Steffen Möller przyjechał do Polski ponad 30 lat temu. Zarabiał wtedy grosze
Wszystko zaczęło się niepozornie. Jeszcze w trakcie studiów Steffen Möller przyjechał do Krakowa na kurs języka polskiego i tak mu się spodobało, że został na dłużej. Po ukończeniu nauki zamieszkał w Warszawie i zatrudnił się jako nauczyciel niemieckiego w liceum i na uniwersytecie.
W jednym z najnowszym wywiadów 56-latek zdradził, ile wynosiła jego ówczesna pensja.
"Pamiętam, bo była niska. (...) W starych pieniądzach - 8 milionów. Przyjechałem do Polski w 1994 roku, wtedy jeszcze były stare pieniądze (...), cztery zera zniknęły i pamiętam, jak chodziłem po Warszawie - wszędzie widziałem te plakaty (...) [informujące o zmianach - przyp. aut.] - to mnie nie obchodziło. A nagle, wtedy gdy uczyłem (...) w liceum i (...) [zarabiałem] 7,5 miliona miesięcznie, miałem 750 [złotych]" - wyjawił w rozmowie z Pudelkiem.
Później jego rzeczywistość zupełnie się zmieniła.
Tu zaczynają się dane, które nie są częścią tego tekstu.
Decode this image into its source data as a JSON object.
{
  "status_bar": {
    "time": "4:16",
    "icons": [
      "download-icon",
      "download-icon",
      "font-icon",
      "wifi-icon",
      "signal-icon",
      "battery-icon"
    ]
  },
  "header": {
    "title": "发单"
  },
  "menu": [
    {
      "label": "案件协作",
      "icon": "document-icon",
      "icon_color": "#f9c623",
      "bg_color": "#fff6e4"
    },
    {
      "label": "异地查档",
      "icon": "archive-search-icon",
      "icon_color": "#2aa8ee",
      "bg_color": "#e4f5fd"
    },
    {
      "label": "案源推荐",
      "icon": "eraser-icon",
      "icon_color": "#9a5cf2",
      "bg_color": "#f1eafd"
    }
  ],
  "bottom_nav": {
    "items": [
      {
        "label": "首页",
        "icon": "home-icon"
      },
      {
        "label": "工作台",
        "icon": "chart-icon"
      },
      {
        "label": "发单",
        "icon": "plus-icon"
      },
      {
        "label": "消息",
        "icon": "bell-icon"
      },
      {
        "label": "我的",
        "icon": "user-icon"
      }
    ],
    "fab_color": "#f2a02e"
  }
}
Steffen Möller był u szczytu kariery. Nagle zniknął wszystkim z pola widzenia
Pewnego razu Möller spontanicznie zgłosił się do nowo powstającego programu "Europa da się lubić", od którego zaczęła się jego przygoda z telewizją. Później na kilka lat związał się też z "M jak miłość", w którym grał syna Simony (Agnieszka Fitkau-Perepeczko).
Serialowy Steffen najpierw zauroczył się w Hance (Małgorzata Kożuchowska), potem ożenił i rozwiódł z Małgosią (Joanna Koroniewska), aż wreszcie znalazł szczęście u boku barmanki Eli (Monika Obara). Po weselu zakochani wyjechali do Niemiec, skąd już nigdy nie wrócili.
Mężczyzna faktycznie wrócił wtedy do domu, aby opiekować się chorą mamą. Ta decyzja wcale nie była dla niego łatwa.
"Ciężko było. Lubiłem grać, ale po trzech żonach już wystarczyło chyba. Dzisiaj, jak ktoś podchodzi do mnie i pyta mnie, czy wracam do 'M jak miłość', to pytam go: 'A co, życzysz mi czwartej żony?'" - dodał we wspomnianej rozmowie.
A jednak ekranowy Steffen faktycznie powróci!
Möller ocenił warunki życia w Polsce. Nie jest już tak tanio jak kiedyś
Wkrótce, bo w najbliższe walentynki, widzowie będą mogli ponownie obejrzeć Möllera w "Emce". Wystąpi u boku serialowej mamy, o czym Fitkau-Perepeczko informowała już jakiś czas temu.
(...) Cieszę, że tu jestem, ale ja jestem mimo wszystko tylko boczną postacią i mi się wydaje, że do dzisiaj odcinam kupony od tej sławy, dobrze mi jest
- mówił mężczyzna na jubileuszu telenoweli.
Przy okazji wyszło na jaw, że teraz regularnie przebywa on w naszym kraju, w którym ma nawet własne mieszkanie. Warunki życia są tutaj jednak zdecydowanie trudniejsze niż w przeszłości.
"Może nie jestem w telewizji, ale kupiłem mieszkanie w Warszawie, przyjeżdżam regularnie, żeby podlewać kwiaty. (...) Myślę, że w Berlinie nadal się troszkę więcej zarabia, ale też koszty wynajmu są wyższe. (...) Dzisiaj Polska już nie jest takim tanim krajem dla Niemców" - ocenił.